CXCL12 derived from cancer-associated fibroblasts mediates dysfunctional intratumoral adaptive immunity in diabetic pancreatic adenocarcinoma

Background Diabetes mellitus (DM) affects the occurrence and progression of pancreatic adenocarcinoma (PAAD), but the DM-related immune characteristic in PAAD remains unclear. This study aimed to elucidate the immune landscape and underlying mechanism in diabetic PAAD. Methods RNA-sequencing data from primary sorted cancer-associated fibroblasts (CAFs) and TCGA database were used to screen out differentially expressed genes (DEGs), and enrichment analyses were performed to identify key pathways. xCell, Timer, Estimate, Quantiseq, and MCPcounter algorithms were applied to assess intratumoral immune infiltration, which was meanwhile verified by multicolor immunofluorescence of clinical samples.

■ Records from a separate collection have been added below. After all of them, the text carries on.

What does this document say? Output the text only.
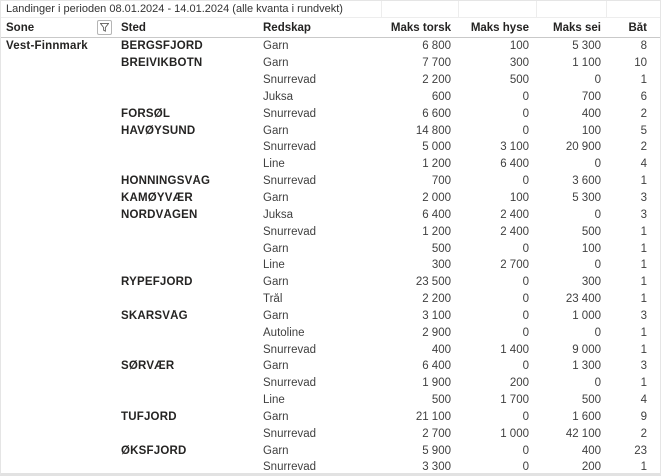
Landinger i perioden 08.01.2024 - 14.01.2024 (alle kvanta i rundvekt)
Sone	Sted	Redskap	Maks torsk	Maks hyse	Maks sei	Båt
Vest-Finnmark	BERGSFJORD	Garn	6 800	100	5 300	8
BREIVIKBOTN	Garn	7 700	300	1 100	10
Snurrevad	2 200	500	0	1
Juksa	600	0	700	6
FORSØL	Snurrevad	6 600	0	400	2
HAVØYSUND	Garn	14 800	0	100	5
Snurrevad	5 000	3 100	20 900	2
Line	1 200	6 400	0	4
HONNINGSVÅG	Snurrevad	700	0	3 600	1
KAMØYVÆR	Garn	2 000	100	5 300	3
NORDVÅGEN	Juksa	6 400	2 400	0	3
Snurrevad	1 200	2 400	500	1
Garn	500	0	100	1
Line	300	2 700	0	1
RYPEFJORD	Garn	23 500	0	300	1
Trål	2 200	0	23 400	1
SKARSVÅG	Garn	3 100	0	1 000	3
Autoline	2 900	0	0	1
Snurrevad	400	1 400	9 000	1
SØRVÆR	Garn	6 400	0	1 300	3
Snurrevad	1 900	200	0	1
Line	500	1 700	500	4
TUFJORD	Garn	21 100	0	1 600	9
Snurrevad	2 700	1 000	42 100	2
ØKSFJORD	Garn	5 900	0	400	23
Snurrevad	3 300	0	200	1
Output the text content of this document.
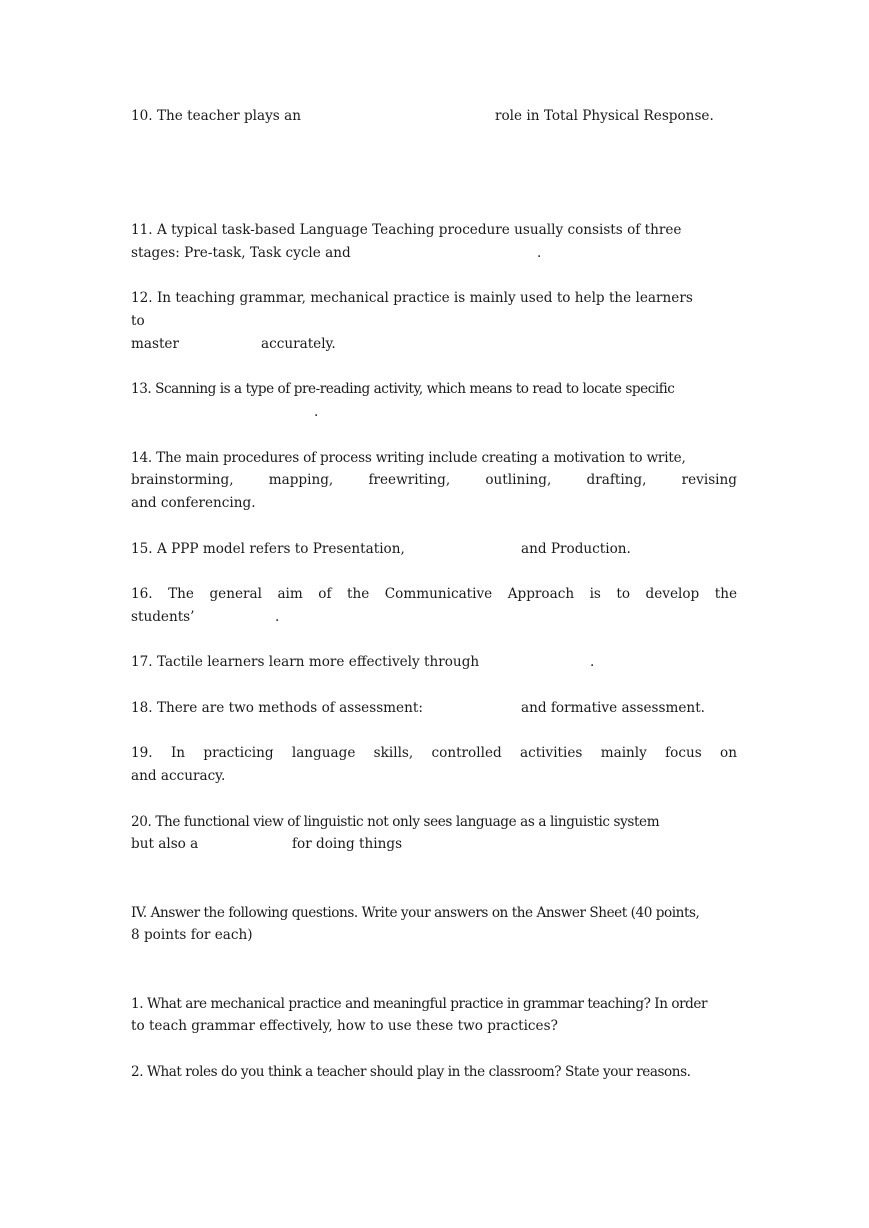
10. The teacher plays an	role in Total Physical Response.
11. A typical task-based Language Teaching procedure usually consists of three
stages: Pre-task, Task cycle and	.
12. In teaching grammar, mechanical practice is mainly used to help the learners
to
master	accurately.
13. Scanning is a type of pre-reading activity, which means to read to locate specific
.
14. The main procedures of process writing include creating a motivation to write,
brainstorming,	mapping,	freewriting,	outlining,	drafting,	revising
and conferencing.
15. A PPP model refers to Presentation,	and Production.
16. The general aim of the Communicative Approach is to develop the
students’	.
17. Tactile learners learn more effectively through	.
18. There are two methods of assessment:	and formative assessment.
19. In practicing language skills, controlled activities mainly focus on
and accuracy.
20. The functional view of linguistic not only sees language as a linguistic system
but also a	for doing things
IV. Answer the following questions. Write your answers on the Answer Sheet (40 points,
8 points for each)
1. What are mechanical practice and meaningful practice in grammar teaching? In order
to teach grammar effectively, how to use these two practices?
2. What roles do you think a teacher should play in the classroom? State your reasons.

In vitro experiments, including proliferation assay and immune phenotype identification, were carried out to confirm the impact of the key gene on immune reprogramming. An animal model of mixed injection of pancreatic stellate cells (PSCs) and pancreatic cancer cells was constructed to validate in vivo effects of involved pathway in diabetic pancreatic cancer. Results Screened DEGs were enriched in immunomodulatory pathways. The immunity in diabetic pancreatic cancer was shown to be seemingly flourishing but functionally defective, characterized by CD22 ⁺ B cells and TIGIT ⁺ CD8 ⁺ T cells. Correlation analyses indicated that CXCL12 was significantly associated with the abundance and immune phenotype transformation of B and CD8 ⁺ T cells, with consistent results across multiple algorithms. More CXCL12 ^High CAFs were detected in diabetic PAAD patients and mice. Meanwhile, the treatment of CXCL12 ^High PSCs promoted the immune-suppressive phenotype of B and CD8 ⁺ T cells in both in vitro and in vivo experiments, and the blockade of CXCL12-CXCR4 axis by plerixafor showed therapeutic effects in subcutaneous models. Conclusions Our results delineated a distinct immune-suppressive landscape mediated by CAF-derived CXCL12 in diabetic PAAD individuals, which may help guide treatment decisions and predict immunotherapy response.